To coincide with World Delirium Awareness Day, the Scottish Intercollegiate Guidelines Network (SIGN) have published their first evidence-based guideline on risk reduction and management of delirium.

To coincide with World Delirium Awareness Day, the Scottish Intercollegiate Guidelines Network (SIGN) have published their first evidence-based guideline on risk reduction and management of delirium.

Delirium is among the most common of medical emergencies. Prevalence is around 20% in adult acute general medical patients, and higher in particular clinical groups, such as patients in intensive care units. It affects up to 50% of those who have hip fracture and up to 75% in intensive care. Preventative measures can reduce the incidence of delirium.

This guideline provides recommendations based on current evidence for best practice in the detection, assessment, treatment and follow up of adults with delirium, as well as reducing the risk of delirium.
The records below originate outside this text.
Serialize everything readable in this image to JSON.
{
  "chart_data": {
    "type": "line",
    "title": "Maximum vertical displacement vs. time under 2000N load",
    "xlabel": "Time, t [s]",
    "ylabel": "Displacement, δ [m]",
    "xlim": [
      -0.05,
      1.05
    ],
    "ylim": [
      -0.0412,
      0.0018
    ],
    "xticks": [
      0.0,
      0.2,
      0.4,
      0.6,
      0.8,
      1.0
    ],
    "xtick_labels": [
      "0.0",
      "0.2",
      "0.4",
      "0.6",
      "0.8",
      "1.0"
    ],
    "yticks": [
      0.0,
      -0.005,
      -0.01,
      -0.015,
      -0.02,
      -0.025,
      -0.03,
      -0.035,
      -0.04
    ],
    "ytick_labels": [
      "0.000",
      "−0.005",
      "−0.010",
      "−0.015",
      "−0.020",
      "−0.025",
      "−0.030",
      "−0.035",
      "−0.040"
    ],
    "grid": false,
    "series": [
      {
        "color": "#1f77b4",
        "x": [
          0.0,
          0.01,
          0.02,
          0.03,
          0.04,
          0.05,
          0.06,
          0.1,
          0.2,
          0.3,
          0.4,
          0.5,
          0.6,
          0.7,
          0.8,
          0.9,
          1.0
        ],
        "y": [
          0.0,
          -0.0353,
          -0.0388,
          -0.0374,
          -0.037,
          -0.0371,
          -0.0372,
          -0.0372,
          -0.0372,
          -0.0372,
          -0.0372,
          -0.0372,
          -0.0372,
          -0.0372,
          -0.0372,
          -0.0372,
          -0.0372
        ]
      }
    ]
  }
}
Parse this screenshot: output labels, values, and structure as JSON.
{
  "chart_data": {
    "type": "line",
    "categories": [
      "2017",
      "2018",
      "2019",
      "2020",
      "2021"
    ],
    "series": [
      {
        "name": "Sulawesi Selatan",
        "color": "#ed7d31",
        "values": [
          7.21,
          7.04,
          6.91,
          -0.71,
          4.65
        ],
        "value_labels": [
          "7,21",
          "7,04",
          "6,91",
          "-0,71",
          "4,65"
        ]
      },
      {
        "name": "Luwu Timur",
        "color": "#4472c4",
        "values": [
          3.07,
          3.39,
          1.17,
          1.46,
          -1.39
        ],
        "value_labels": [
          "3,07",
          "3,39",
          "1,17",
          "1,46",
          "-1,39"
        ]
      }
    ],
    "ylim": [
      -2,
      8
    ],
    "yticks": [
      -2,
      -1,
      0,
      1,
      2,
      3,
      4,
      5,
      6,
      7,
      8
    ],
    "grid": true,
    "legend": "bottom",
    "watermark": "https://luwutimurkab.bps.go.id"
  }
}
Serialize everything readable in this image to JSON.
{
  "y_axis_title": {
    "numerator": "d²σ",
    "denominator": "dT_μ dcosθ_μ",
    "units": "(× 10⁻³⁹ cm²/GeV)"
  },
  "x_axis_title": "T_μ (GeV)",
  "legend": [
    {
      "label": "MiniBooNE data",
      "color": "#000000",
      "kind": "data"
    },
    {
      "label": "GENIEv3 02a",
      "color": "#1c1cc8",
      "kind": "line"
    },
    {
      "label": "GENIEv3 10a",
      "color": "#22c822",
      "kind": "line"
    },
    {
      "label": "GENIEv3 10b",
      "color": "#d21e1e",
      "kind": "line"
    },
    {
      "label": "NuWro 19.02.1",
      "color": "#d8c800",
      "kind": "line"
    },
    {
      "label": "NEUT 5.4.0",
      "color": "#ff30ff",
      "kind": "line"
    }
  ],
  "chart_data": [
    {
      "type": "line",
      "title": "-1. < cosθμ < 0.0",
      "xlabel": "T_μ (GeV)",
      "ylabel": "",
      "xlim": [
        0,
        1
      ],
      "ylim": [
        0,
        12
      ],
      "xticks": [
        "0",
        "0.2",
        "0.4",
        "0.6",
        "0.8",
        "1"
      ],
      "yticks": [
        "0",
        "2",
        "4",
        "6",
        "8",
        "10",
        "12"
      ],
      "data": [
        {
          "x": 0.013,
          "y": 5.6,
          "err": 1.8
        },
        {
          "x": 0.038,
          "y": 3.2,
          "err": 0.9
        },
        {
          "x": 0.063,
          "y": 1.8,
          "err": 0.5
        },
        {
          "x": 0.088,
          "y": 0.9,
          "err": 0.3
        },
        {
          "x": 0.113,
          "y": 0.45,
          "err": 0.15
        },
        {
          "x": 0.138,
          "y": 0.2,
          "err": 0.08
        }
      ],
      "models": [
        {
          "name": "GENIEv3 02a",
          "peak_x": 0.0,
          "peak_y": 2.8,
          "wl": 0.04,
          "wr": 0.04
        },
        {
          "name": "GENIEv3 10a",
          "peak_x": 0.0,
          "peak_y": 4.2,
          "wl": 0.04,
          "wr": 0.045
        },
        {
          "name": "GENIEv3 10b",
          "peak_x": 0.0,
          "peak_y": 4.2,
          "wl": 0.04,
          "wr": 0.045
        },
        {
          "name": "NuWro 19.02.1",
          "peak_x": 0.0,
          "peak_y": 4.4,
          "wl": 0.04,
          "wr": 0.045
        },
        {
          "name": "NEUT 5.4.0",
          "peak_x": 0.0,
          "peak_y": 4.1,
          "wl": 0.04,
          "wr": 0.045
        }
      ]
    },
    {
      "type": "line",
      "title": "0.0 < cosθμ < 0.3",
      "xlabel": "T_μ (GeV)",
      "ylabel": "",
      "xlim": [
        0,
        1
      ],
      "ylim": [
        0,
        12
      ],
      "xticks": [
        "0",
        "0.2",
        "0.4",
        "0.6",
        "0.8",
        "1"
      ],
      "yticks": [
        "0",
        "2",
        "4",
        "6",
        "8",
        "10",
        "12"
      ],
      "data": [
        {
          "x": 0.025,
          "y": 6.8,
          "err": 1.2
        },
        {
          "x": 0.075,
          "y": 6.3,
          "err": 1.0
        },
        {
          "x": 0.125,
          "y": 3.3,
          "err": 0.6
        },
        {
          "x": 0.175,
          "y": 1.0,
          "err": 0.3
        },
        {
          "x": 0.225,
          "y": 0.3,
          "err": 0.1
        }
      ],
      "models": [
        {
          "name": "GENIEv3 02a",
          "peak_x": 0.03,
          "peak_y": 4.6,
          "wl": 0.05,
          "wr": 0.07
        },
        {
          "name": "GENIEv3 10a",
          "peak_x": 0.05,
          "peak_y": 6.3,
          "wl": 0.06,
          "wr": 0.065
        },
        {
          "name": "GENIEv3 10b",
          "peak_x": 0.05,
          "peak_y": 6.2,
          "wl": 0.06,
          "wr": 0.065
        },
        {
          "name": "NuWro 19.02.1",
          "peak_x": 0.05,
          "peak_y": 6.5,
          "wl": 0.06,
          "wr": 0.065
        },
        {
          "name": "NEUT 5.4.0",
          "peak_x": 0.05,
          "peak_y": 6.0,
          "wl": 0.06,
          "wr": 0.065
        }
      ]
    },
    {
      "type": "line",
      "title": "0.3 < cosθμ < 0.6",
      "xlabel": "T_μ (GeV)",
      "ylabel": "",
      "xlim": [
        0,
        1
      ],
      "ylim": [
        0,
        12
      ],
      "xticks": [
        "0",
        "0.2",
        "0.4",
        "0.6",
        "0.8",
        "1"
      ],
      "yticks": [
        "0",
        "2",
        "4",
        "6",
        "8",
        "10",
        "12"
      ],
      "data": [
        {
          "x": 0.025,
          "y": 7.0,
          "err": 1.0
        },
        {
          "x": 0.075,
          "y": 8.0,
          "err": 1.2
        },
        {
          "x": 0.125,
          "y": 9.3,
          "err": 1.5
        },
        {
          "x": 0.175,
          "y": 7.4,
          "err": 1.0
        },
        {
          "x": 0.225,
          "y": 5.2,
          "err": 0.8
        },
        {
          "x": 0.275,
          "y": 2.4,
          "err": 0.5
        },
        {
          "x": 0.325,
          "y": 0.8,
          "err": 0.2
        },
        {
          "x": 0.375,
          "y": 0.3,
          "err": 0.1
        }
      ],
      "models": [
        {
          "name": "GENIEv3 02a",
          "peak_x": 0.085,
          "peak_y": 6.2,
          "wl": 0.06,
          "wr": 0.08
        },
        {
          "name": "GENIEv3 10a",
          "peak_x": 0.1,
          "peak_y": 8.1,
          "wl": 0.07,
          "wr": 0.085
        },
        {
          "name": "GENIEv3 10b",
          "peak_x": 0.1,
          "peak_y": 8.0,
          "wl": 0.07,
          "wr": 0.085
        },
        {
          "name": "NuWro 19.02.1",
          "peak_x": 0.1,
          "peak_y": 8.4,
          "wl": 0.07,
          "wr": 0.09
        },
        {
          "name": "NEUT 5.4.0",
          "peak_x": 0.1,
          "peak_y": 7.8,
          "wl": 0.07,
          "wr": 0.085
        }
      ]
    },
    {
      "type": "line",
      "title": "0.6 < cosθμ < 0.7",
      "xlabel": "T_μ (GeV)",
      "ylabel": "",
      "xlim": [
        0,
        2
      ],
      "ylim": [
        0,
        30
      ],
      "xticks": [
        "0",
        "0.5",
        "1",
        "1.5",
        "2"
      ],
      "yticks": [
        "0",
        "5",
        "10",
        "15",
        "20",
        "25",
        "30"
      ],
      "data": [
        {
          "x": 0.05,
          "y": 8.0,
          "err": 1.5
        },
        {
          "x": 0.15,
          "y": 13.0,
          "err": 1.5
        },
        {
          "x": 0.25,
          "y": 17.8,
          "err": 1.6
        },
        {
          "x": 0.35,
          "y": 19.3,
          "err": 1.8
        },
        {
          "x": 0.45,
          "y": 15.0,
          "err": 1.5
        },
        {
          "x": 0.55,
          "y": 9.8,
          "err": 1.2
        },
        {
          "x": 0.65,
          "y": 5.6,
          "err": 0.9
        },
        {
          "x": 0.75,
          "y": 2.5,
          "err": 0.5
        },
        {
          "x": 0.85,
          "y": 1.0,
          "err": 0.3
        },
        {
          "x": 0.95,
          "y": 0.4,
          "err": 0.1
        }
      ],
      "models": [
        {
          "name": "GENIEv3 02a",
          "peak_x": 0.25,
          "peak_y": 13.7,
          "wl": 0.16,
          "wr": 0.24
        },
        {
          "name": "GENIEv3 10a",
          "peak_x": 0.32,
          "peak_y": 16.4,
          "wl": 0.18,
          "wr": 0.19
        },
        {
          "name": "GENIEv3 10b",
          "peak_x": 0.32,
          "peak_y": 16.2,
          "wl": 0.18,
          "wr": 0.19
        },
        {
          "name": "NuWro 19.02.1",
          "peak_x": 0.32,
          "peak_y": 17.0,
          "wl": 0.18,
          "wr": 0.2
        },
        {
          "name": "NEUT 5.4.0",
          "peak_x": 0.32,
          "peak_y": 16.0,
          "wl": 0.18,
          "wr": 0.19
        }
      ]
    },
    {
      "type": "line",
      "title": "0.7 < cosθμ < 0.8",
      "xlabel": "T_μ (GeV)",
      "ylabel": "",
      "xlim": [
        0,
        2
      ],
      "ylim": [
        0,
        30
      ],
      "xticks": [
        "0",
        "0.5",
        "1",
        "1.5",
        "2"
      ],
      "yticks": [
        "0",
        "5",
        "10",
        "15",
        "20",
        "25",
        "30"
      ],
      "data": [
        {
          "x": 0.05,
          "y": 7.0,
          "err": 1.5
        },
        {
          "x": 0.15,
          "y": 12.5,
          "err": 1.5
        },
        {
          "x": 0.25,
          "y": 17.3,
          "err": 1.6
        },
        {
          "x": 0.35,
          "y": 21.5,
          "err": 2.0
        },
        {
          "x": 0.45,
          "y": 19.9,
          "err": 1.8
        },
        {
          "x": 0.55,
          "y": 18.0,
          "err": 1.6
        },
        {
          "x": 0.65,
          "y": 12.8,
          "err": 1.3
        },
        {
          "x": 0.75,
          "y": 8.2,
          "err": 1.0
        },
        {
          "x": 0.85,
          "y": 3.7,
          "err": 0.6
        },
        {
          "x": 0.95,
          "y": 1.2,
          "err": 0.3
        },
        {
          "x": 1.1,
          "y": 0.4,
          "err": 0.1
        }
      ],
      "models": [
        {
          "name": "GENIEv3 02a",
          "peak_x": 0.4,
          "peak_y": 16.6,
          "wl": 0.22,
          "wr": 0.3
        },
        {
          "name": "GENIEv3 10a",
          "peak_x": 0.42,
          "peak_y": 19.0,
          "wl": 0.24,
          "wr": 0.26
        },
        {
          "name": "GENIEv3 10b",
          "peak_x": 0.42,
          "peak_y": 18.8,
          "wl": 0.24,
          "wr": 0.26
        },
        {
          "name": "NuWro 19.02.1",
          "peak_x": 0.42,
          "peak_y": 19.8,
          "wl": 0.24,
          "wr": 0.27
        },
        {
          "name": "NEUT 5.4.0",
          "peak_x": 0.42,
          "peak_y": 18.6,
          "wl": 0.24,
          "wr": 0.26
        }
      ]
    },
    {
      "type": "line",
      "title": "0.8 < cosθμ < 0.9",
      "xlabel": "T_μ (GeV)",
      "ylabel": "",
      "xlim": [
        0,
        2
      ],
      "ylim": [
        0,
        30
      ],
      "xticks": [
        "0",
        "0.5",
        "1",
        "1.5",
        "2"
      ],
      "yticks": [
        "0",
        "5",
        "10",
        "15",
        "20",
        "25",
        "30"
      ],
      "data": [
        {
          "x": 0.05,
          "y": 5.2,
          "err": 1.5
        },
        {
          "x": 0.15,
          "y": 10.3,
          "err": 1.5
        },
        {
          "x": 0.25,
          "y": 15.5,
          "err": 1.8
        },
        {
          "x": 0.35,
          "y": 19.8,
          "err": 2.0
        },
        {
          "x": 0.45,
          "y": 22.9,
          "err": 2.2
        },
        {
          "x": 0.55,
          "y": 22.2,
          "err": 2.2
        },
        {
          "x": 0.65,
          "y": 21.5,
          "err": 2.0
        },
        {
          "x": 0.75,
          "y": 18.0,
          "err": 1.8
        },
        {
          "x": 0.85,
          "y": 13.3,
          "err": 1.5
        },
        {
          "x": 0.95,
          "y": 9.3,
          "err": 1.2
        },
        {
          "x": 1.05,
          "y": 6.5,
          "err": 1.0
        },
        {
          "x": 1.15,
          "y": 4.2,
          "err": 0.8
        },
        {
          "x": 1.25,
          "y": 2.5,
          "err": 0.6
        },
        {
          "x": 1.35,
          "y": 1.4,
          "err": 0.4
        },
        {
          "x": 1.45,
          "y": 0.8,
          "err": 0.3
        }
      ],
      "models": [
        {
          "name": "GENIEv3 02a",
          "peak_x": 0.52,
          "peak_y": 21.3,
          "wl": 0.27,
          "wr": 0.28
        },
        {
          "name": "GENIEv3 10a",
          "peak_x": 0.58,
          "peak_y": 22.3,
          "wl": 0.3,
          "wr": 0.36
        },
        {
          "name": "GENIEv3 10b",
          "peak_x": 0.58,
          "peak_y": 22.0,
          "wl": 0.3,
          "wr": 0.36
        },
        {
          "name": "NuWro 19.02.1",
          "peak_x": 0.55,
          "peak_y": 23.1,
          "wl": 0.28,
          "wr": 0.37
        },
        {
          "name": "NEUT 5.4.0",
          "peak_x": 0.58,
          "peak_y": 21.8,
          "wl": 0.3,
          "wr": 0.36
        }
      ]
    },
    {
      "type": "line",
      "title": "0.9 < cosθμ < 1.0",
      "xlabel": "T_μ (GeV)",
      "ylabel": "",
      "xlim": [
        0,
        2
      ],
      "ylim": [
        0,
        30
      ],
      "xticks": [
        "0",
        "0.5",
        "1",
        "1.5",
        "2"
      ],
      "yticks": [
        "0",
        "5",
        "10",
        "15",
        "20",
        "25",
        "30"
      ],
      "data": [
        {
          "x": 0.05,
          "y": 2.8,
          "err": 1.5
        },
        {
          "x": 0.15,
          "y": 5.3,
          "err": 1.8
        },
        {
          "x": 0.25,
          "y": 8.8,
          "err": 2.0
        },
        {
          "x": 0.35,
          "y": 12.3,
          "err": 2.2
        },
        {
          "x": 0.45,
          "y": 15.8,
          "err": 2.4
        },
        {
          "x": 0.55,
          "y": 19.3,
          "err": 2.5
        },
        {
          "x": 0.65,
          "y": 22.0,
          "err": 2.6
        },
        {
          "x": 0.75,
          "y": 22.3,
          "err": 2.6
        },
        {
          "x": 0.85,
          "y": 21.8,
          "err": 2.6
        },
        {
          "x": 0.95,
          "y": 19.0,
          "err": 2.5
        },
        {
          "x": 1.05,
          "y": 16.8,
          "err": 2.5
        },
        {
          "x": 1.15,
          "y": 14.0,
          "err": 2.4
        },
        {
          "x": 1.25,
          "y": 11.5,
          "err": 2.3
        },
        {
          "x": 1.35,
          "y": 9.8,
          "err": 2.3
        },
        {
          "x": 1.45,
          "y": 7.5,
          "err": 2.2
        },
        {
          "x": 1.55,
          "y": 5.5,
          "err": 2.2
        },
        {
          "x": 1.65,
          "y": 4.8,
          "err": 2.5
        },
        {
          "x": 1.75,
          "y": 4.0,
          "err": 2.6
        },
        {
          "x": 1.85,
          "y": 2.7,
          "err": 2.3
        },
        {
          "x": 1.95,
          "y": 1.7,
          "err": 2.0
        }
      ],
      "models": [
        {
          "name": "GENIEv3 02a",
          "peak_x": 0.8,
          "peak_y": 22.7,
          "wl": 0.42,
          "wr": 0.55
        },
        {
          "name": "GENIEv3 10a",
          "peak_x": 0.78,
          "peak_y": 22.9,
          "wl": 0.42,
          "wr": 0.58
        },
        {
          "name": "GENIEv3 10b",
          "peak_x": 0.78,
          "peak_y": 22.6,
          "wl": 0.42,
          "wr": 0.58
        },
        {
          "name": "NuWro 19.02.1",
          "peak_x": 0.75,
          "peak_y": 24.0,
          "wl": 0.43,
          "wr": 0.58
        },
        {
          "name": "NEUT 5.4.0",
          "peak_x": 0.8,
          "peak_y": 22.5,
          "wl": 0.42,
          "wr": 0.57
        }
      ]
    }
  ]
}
It states that the 4AT tool should be used for identifying patients with probable delirium in the emergency department and acute hospital settings. It could also be considered for use in the community or other settings for identifying patients with probable delirium. For intensive care unit settings, SIGN recommends tools such as CAM-ICU or ICDSC to help identify patients with probable delirium.

A formal assessment and diagnosis must be made by a suitably trained clinician whenever patients with probable delirium are identified. Where delirium is detected, patients and their family/ carers should be informed  and the diagnosis of delirium should be clearly documented to aid transfers of care (eg. handover notes, referral and discharge letters).

Patients at risk of developing delirium

It states that the following components should be considered as part of a package of care for patients at risk of developing delirium:

  • Orientation and ensuring patients have their glasses and hearing aids
  • Promoting sleep hygiene
  • Early mobilisation
  • Pain control
  • Prevention, early identification and treatment of postoperative complications
  • Maintaining optimal hydration and nutrition
  • Regulation of bladder and bowel function
  • Provision of supplementary oxygen, if appropriate.

Ward moves should be avoided wherever possible for patients at risk of delirium and prior to surgery patients and carers should be advised of the risk of developing delirium, to alleviate distress and help with management if it does occur. All patients at risk of delirium should have a medication review conducted by an experienced healthcare professional.

Areas with patients at high risk of delirium, such as trauma orthopaedic wards, should have protocols for commonly required medication (eg. analgesia and antiemesis) that contain choices for first-line treatments which minimise the risk of causing delirium.

Healthcare professionals should follow established pathways of good care to manage patients with delirium. They should first consider acute, life-threatening causes of delirium, including low oxygen level, low blood pressure, low glucose level, and drug intoxication or withdrawal. Then systematically identify and treat potential causes (medications, acute illness, etc), noting that multiple causes are common.

The guidance also recommends optimising physiology, management of concurrent conditions, environment (reduce noise), medications, and natural sleep, to promote brain recovery. Physicians should specifically detect, assess causes of, and treat agitation and/or distress, using non-pharmacological means only, if possible. Also, they should aim to prevent complications of delirium such as immobility, falls, pressure sores, dehydration, malnourishment, isolation.

SIGN say that there is insufficient evidence to support a recommendation for the use of antipsychotics, dexmedetomidine, acetylcholinesterase inhibitors or benzodiazepines in the treatment of patients with delirium. Expert opinion supports a role for medication in specific situations such as in patients in intractable distress, and where the safety of the patient and others is compromised.

Healthcare professionals should be aware that older people may have a pre-existing cognitive impairment which may have been undetected or exacerbated in the context of delirium. Appropriate cognitive and functional assessment should be considered.